Verrebbe infatti definita una categoria di clienti “professionali” cui possono essere commercializzati prodotti con fondi interni investiti (in misura rilevante) in strumenti alternativi e/o illiquidi, quali FIA chiusi e aperti.
Tali clienti, in particolare, devono investire un premio unico non frazionabile e non inferiore a 500.000 euro e avere un orizzonte temporale di investimento coerente con il grado di illiquidità del fondo interno connesso alla polizza unit ed elevate conoscenze ed esperienze, tenendo anche conto di operazioni effettuate negli ultimi 5 anni.
Al netto di possibili distonie che verrebbero in ipotesi a crearsi con il mercato della gestione collettiva (che prevede limiti inferiori per la commercializzazione di fondi alternativi a clienti non professionali), va comunque osservato come la definizione di una categoria di clienti “professionali” nel settore assicurativo risponde a un primo (e, per certi versi, meritorio) tentativo dell’Autorità di Vigilanza di segmentare le tipologie di clienti sulla base delle caratteristiche e delle esigenze dei medesimi, “superando” l’attuale impostazione (normativa e regolamentare) propria del settore assicurativo, che qualifica i clienti come retail senza operare distinzioni di sorta.
Da ultimo, meritano una specifica attenzione i profili attinenti al rischio demografico assunto tramite i prodotti unit, sulla base di alcune recenti pronunce della Cassazione e di talune previsioni di cui allo schema di regolamento citato.
La Suprema Corte, infatti, ha avuto modo di ribadire (da ultimo, Cass.
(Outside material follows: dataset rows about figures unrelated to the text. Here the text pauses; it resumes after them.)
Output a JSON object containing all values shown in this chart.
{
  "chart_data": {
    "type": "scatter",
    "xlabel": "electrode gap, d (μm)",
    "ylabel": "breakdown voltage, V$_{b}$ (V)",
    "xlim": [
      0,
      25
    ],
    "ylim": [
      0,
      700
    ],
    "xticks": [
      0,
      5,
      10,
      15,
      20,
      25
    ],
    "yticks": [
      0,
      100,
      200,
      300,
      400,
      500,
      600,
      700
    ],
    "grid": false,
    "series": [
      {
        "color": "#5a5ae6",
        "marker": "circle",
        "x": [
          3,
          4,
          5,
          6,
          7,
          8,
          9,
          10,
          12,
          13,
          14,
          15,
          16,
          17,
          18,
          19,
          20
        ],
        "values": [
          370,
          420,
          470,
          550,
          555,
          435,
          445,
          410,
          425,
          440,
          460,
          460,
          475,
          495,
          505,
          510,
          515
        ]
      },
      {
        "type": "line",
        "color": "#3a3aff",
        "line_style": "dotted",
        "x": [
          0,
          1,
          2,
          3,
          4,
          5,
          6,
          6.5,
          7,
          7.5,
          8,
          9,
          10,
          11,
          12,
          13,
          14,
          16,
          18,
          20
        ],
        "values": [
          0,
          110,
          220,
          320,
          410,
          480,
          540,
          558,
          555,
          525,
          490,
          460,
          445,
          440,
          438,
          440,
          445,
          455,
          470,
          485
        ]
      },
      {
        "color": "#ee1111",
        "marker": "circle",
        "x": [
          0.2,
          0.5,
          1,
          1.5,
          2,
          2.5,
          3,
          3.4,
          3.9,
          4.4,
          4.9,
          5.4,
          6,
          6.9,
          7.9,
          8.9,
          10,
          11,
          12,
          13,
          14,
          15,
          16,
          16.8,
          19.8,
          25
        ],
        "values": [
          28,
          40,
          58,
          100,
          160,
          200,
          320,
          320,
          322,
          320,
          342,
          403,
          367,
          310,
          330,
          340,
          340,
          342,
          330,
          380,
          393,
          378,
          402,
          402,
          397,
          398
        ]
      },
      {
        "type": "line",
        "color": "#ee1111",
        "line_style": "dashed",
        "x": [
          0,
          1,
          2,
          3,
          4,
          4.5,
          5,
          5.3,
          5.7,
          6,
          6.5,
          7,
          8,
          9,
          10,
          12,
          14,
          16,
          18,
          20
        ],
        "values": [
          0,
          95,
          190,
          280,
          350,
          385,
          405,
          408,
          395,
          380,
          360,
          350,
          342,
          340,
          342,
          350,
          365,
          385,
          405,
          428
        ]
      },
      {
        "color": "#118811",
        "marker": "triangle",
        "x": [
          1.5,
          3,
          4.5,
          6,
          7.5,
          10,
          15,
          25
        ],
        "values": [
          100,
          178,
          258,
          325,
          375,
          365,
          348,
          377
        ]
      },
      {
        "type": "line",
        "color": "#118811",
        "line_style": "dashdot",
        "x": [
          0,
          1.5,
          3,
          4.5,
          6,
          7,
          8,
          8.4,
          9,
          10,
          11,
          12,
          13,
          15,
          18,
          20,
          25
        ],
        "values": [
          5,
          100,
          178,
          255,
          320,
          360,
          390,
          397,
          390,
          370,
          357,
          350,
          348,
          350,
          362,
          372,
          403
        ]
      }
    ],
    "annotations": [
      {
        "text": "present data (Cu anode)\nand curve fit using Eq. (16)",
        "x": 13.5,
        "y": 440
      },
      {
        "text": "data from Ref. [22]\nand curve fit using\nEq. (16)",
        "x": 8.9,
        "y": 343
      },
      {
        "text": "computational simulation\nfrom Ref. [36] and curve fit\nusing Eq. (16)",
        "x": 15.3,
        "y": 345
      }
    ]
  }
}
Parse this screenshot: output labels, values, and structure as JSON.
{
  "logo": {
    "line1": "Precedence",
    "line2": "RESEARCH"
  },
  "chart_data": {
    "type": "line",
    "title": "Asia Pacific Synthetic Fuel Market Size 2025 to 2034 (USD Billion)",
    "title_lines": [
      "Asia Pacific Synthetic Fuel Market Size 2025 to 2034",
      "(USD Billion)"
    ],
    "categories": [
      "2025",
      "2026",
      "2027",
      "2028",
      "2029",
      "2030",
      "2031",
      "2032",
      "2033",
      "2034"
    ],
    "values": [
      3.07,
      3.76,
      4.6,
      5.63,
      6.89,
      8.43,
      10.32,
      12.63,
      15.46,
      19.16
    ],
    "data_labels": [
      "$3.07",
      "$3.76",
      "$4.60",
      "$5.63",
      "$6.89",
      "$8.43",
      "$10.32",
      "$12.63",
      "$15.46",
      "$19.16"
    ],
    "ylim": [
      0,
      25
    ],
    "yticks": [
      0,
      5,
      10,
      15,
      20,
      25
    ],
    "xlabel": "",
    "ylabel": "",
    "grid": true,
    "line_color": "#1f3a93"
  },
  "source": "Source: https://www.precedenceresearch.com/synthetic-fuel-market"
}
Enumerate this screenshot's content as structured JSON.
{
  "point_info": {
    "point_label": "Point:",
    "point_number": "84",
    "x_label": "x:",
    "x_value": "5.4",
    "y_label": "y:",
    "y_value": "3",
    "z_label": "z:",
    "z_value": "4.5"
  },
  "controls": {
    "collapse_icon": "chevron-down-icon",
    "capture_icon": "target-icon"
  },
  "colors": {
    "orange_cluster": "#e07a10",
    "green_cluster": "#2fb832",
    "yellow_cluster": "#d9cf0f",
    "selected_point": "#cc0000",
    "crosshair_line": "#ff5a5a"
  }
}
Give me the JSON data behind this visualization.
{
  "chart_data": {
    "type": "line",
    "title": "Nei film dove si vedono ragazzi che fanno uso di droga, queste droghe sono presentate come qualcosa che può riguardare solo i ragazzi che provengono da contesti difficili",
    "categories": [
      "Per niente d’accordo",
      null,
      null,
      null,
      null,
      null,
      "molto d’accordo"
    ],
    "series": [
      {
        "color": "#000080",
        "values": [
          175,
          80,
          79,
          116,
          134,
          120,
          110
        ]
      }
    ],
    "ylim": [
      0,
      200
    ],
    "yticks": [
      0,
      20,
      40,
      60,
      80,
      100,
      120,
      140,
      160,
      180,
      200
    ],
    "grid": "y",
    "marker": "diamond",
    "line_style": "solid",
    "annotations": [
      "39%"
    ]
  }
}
Civ. 9/04/2024, 9418) che unicamente le polizze unit “guaranteed” o “partial guarantee” (con ciò intendendo le polizze in cui l’assicuratore assume - con differenti gradualità - un rischio demografico) potrebbero essere effettivamente qualificate come assicurazioni sulla vita; diversamente, rientrerebbero nel novero dei prodotti finanziari quelle polizze che non prevedono (in concreto) l’assunzione di un rischio demografico da parte delle imprese.
Su tale solco di tali argomentazioni si pone altresì lo schema di regolamento, il quale disporrebbe che le polizze unit (e index) linked debbano prevedere un impegno a liquidare prestazioni assicurative coerenti con il rischio demografico assunto e sulla base dei bisogni assicurativi del contraente.
In aggiunta, alle imprese italiane e alle rappresentanze italiane di imprese non UE verrebbe imposto di definire contrattualmente una prestazione assicurativa dipendente dal rischio demografico non inferiore “a una percentuale congrua del premio investito”.
In definitiva, risulta lecito attendersi che le imprese assicurative possano rivedere nei prossimi anni la propria offerta di prodotti unit, definendo contratti con una maggior componente di attivi illiquidi per la clientela di fascia private e coperture assicurative più significative.